Many individuals, including Velankar, have submitted numerous RTI requests to the PSB to publish the names of large debtors. But so far, banks have refused to appoint huge debtors because of “customer data privacy.” Perhaps the confidentiality clause applies only to large debtors, not to small borrowers. For small borrowers, the data and photos will be repeatedly published in the newspaper with a recovery notice.
In 2020, after not receiving a list of the names of major defaulters, Velankar sought information from SBI shortly before the Annual Meeting (SBI). At that time, SBI shared the names of its major debtors, Alok Industries Ltd, Bhushan Power & Steel Ltd, IRVCL Ltd and Videocon Industries Ltd.
But in 2021, SBI simply named the large debtor his shareholder. Refused to share. In response, Sham K, Associate General Manager and Corporate Secretary for Compliance at SBI, told Velankar: Or custom information.

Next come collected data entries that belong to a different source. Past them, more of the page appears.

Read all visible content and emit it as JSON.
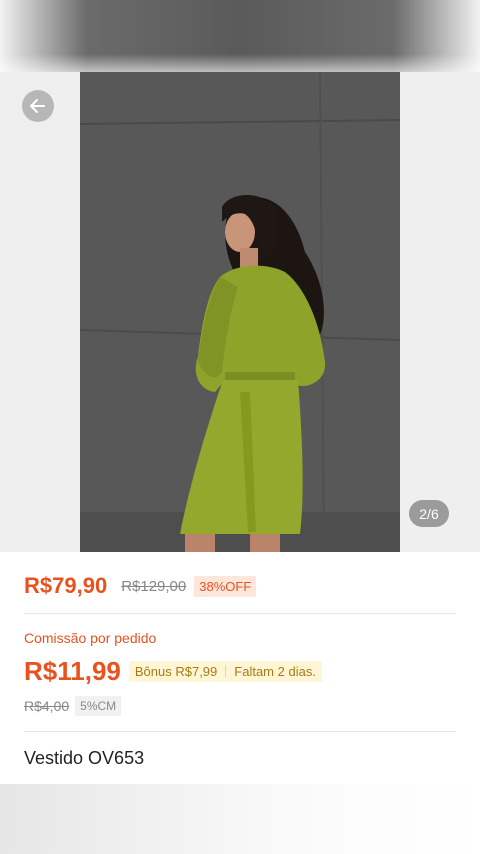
{
  "gallery": {
    "counter": "2/6",
    "photo_description": "woman in green long-sleeve dress against concrete wall"
  },
  "pricing": {
    "price": "R$79,90",
    "original_price": "R$129,00",
    "discount": "38%OFF"
  },
  "commission": {
    "label": "Comissão por pedido",
    "amount": "R$11,99",
    "bonus": "Bônus R$7,99",
    "deadline": "Faltam 2 dias.",
    "original_amount": "R$4,00",
    "rate": "5%CM"
  },
  "product": {
    "title": "Vestido OV653"
  },
  "colors": {
    "accent": "#e8521f",
    "dress": "#8fa52a",
    "wall": "#555555"
  }
}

He is the same SBI employee who refused to publish the list of major debtors this year. In addition, Sham K refused to provide information on loans amortized and collected by banks since 2013.
“Information is not centrally collected and maintained by banks,” he said in Velankar’s reply.
Velankar, president of Pune-based Sajag Nagrik Manch, said: But then the bank refused to disclose the names of the large defaulters. Does this mean that the SBI definition of debtor confidentiality changes every year? And why did the bank technically cancel its debt because it hid the name of the defaulted large borrower and had no chance of repayment?
444 He also searched SBI’s annual report for the past nine years. “Since 2014, SBI has only recovered Rs 54,205 from these debtors, while bad debts have amortized Rs 278,605. The federal government has found that it is illiquid owned by banks or financial institutions. National Asset Reconstruction Ltd (NARC) was established as a bad bank to buy targeted and risky assets (usually bad debt-bad debt), but given SBI’s huge amortization debt, the government is a bank. We need to set up another bad bank just for the sake of it, “he says.
Technically, when the debt is amortized, the debt is removed from the balance sheet as an asset because the bank does not expect the payment to be recovered.
This practice is disliked by professionals, but banks routinely follow it as part of the tax administration cleanup process. Without exception, beneficiaries are some of our biggest default businessmen.
In contrast, if a non-performing loan is amortized, the bank expects it to be recovered, so some of the value of the non-performing loan remains as an asset.
Such write-downs also reveal the willingness of governments and policy makers to so-called reconstruction efforts.
All of these represent a clear possibility of fraudulent connections between banks and defaulters and deserve a high level of investigation.